Ларри хотел было спросить, как это Дик заговорил с Лео на эту тему, но потом раздумал. Он и сам знал ответ: Дик никогда не говорил мальчику об этом. Лео просто… просто знал, и все.
Ток-ток-ток.
Да, Лео многое знает… или чувствует интуитивно. Он не хотел заходить в дом Гарольда и что-то такое сказал о Надин… Ларри не мог вспомнить точно, что же это было… но он помнил этот разговор и ощутил очень неприятное чувство, когда узнал, что Надин переселилась к Гарольду. Мальчик тогда словно впал в состояние транса… словно…
(ток-ток-ток) Ларри наблюдал за подскакиванием шарика, а потом резко перевел взгляд на лицо Лео. Лео вновь был в этом странном состоянии, словно он прочитал мысль Ларри и отозвался на нее.
Лео ушел смотреть на слона.
Ларри небрежно сказал:
— Да, я думаю, у них будет ребенок. Дику не больше пятидесяти пяти. Кэри Грант завел ребенка, когда ему было почти семьдесят.
— Кто такой Кэри Грант? — спросил Лео. Мячик прыгал, отскакивая от асфальта.
(«Отъявленный». «На север через северо-запад».)
— Разве ты не знаешь? — спросил он Лео.
— Он был актером, — сказал Лео. — Снимался в «Отъявленном». И в «Северо-западе».
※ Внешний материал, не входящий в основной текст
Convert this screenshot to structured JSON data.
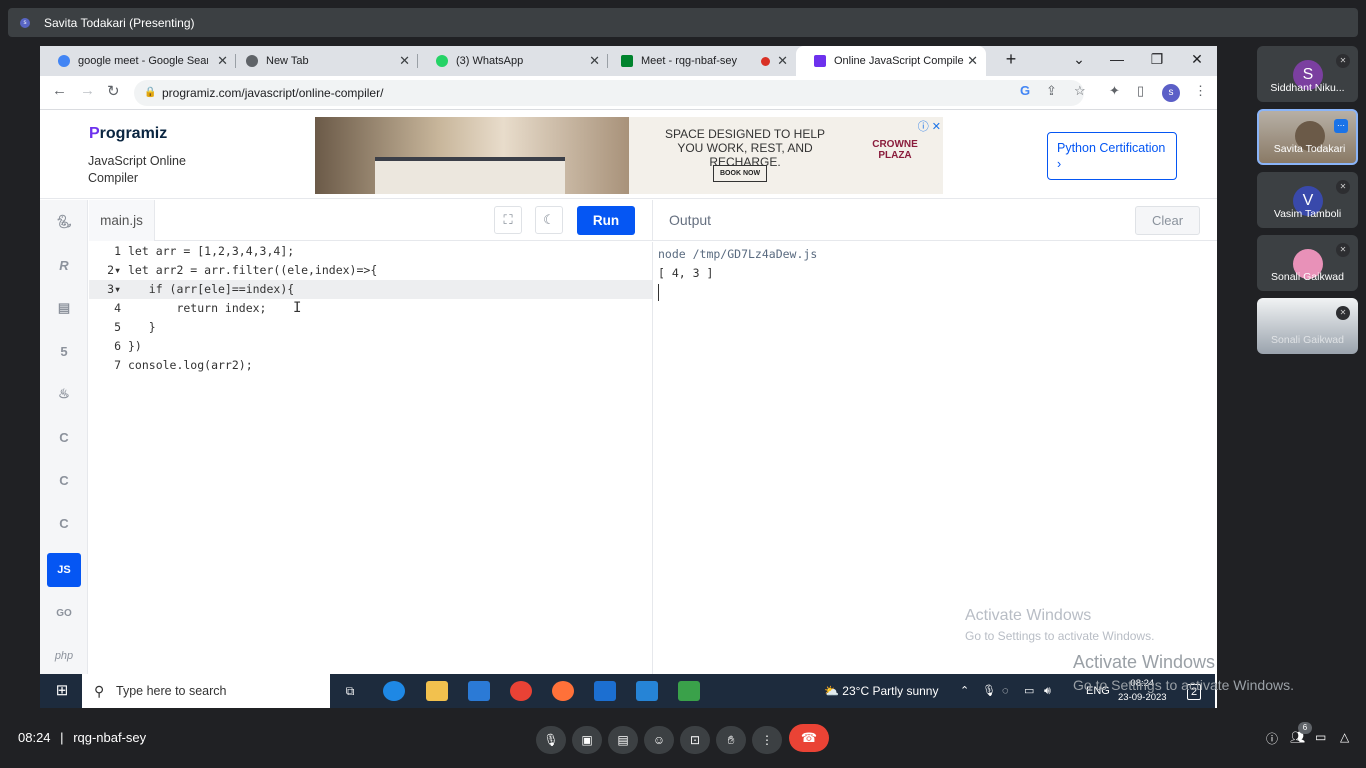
{
  "meet": {
    "presenting_label": "Savita Todakari (Presenting)",
    "time": "08:24",
    "separator": "|",
    "meeting_code": "rqg-nbaf-sey",
    "people_count": "6"
  },
  "browser": {
    "tabs": [
      {
        "title": "google meet - Google Search",
        "icon": "google-icon",
        "color": "#4285f4"
      },
      {
        "title": "New Tab",
        "icon": "chrome-icon",
        "color": "#5f6368"
      },
      {
        "title": "(3) WhatsApp",
        "icon": "whatsapp-icon",
        "color": "#25d366"
      },
      {
        "title": "Meet - rqg-nbaf-sey",
        "icon": "meet-icon",
        "color": "#00832d"
      },
      {
        "title": "Online JavaScript Compiler (Editor)",
        "icon": "programiz-icon",
        "color": "#6d31ed"
      }
    ],
    "url": "programiz.com/javascript/online-compiler/"
  },
  "header": {
    "logo": "rogramiz",
    "logo_prefix": "P",
    "subtitle": "JavaScript Online Compiler",
    "ad_text": "SPACE DESIGNED TO HELP YOU WORK, REST, AND RECHARGE.",
    "ad_button": "BOOK NOW",
    "ad_brand": "CROWNE PLAZA",
    "cert_button": "Python Certification ›"
  },
  "editor": {
    "file_tab": "main.js",
    "run_label": "Run",
    "lines": [
      {
        "n": "1",
        "code": "let arr = [1,2,3,4,3,4];"
      },
      {
        "n": "2▾",
        "code": "let arr2 = arr.filter((ele,index)=>{"
      },
      {
        "n": "3▾",
        "code": "   if (arr[ele]==index){"
      },
      {
        "n": "4",
        "code": "       return index;"
      },
      {
        "n": "5",
        "code": "   }"
      },
      {
        "n": "6",
        "code": "})"
      },
      {
        "n": "7",
        "code": "console.log(arr2);"
      }
    ]
  },
  "languages": [
    "python",
    "r",
    "sql",
    "html",
    "java",
    "c",
    "c++",
    "c#",
    "JS",
    "GO",
    "php"
  ],
  "output": {
    "label": "Output",
    "clear_label": "Clear",
    "command": "node /tmp/GD7Lz4aDew.js",
    "result": "[ 4, 3 ]"
  },
  "watermark": {
    "title": "Activate Windows",
    "subtitle": "Go to Settings to activate Windows."
  },
  "taskbar": {
    "search_placeholder": "Type here to search",
    "temperature": "23°C",
    "weather": "Partly sunny",
    "lang": "ENG",
    "time": "08:24",
    "date": "23-09-2023",
    "notif": "2"
  },
  "participants": [
    {
      "name": "Siddhant Niku...",
      "initial": "S",
      "color": "#7b3fa0"
    },
    {
      "name": "Savita Todakari",
      "initial": "",
      "color": "#8a7a66"
    },
    {
      "name": "Vasim Tamboli",
      "initial": "V",
      "color": "#3949ab"
    },
    {
      "name": "Sonali Gaikwad",
      "initial": "",
      "color": "#e891b8"
    },
    {
      "name": "Sonali Gaikwad",
      "initial": "",
      "color": "#c8ccd2"
    }
  ]
}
(«На север через северо-запад».)
— «На север через северо-запад», я хотел сказать, — согласился Лео. Глаза его не отрывались от шарика.
— Правильно. Как поживает мама-Надин, Лео?
— Она называет меня Джо. Для нее — я Джо.
— Ааа. — Мурашки медленно поползли у Ларри по спине.
— Плохи дела.
— Плохи?
— С ними обоими.
— С Надин и с…
(ГАРОЛЬДОМ?)
— Да, с ним.
— Они несчастливы вдвоем?
— Он одурачил их. Они думают, что нужны ему.
— Ему?
— ЕМУ.
Слово повисло в неподвижном летнем воздухе.
Ток-ток-ток.
— Они уйдут на запад, — сказал Лео.
— Господи, — пробормотал Ларри. Его бил озноб. Прежний страх захлестнул его. Действительно ли он хочет, чтобы Лео продолжал? Это все равно, что смотреть, как на молчаливом кладбище медленно открывается дверь склепа, а оттуда появляется рука…
«Что бы это ни было, я не желаю слышать это, я не хочу это знать.»
— Мама-Надин хочет убедить себя в том, что это твоя вина. Что ты заставил ее уйти к Гарольду. Но она ждала специально. Она ждала, пока ты не полюбишь маму-Люси слишком сильно. Она ждала до тех пор, пока у нее не появилась уверенность. Он словно стирает ластиком ту часть ее мозга, которая отличает правду от лжи. Частичку за частичкой. А когда эта часть исчезнет, она станет такой же сумасшедшей, как и все они на западе. А может быть, даже больше.
— Лео… — прошептал Ларри, и Лео немедленно отозвался:
— Она называет меня Джо. Для нее — я Джо.
— Я тоже должен называть тебя Джо? — усомнился Ларри.
— Нет. — В голосе мальчика послышалась мольба. — Нет. Пожалуйста, не надо.
— Ты скучаешь по маме-Надин, так ведь, Лео?
— Она умерла, — сказал Лео с убийственной простотой.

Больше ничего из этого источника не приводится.